L’adoption de ce projet de loi abroge de facto plusieurs textes clés, dont la Charte des partis politiques de 2001, la Loi de 2009 sur le financement des partis politiques et la Loi sur le statut de l’opposition. Le gouvernement estime que ces textes ont contribué à la prolifération de partis politiques jugés non représentatifs, exacerbant la méfiance du public et la fragmentation politique.

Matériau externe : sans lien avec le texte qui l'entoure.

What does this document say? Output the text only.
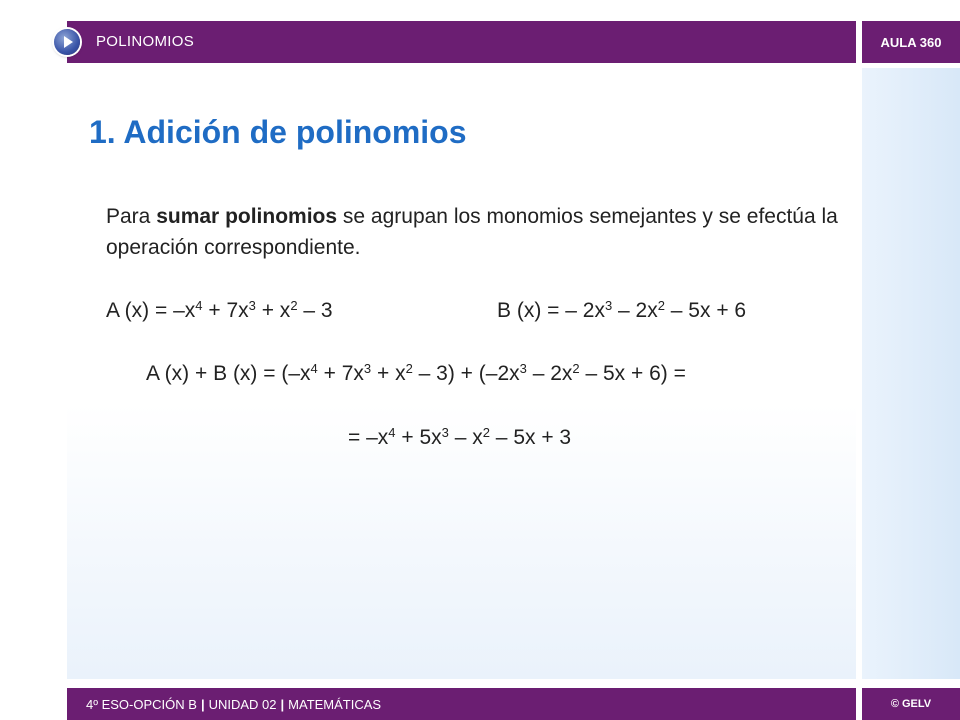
AULA 360
POLINOMIOS
1. Adición de polinomios

Para sumar polinomios se agrupan los monomios semejantes y se efectúa la operación correspondiente.

A $(x) = -x^4 + 7x^3 + x^2 - 3$	B (x) = – $2x^3 - 2x^2 - 5x + 6$
A (x) + B $(x) = (-x^4 + 7x^3 + x^2 - 3) + (-2x^3 - 2x^2 - 5x + 6)$ =
= $-x^4 + 5x^3 - x^2 - 5x + 3$
4º ESO-OPCIÓN B | UNIDAD 02 | MATEMÁTICAS	© GELV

Modèle partisan inapproprié
Le gouvernement a expliqué que cette mesure vise à adapter le cadre institutionnel aux défis sécuritaires, politiques et sociaux actuels, et a déclaré qu’elle a pour objectif de jeter les bases d’un nouveau système politique « plus cohérent et plus en phase avec les réalités du pays ». Les autorités ont également assuré que les actifs des partis politiques dissous feront l’objet d’une évaluation transparente avant d’être transférés à l’État.
Malgré les affirmations de l’administration selon lesquelles il s’agit d’un effort délibéré pour rompre avec ce qui est considéré comme un modèle partisan inapproprié, les analystes soutiennent qu’il s’agit en réalité d’un recul pour la démocratie, compte tenu de la suspension des activités de la société civile et de l’espace politique limité depuis l’arrivée au pouvoir des autorités de transition.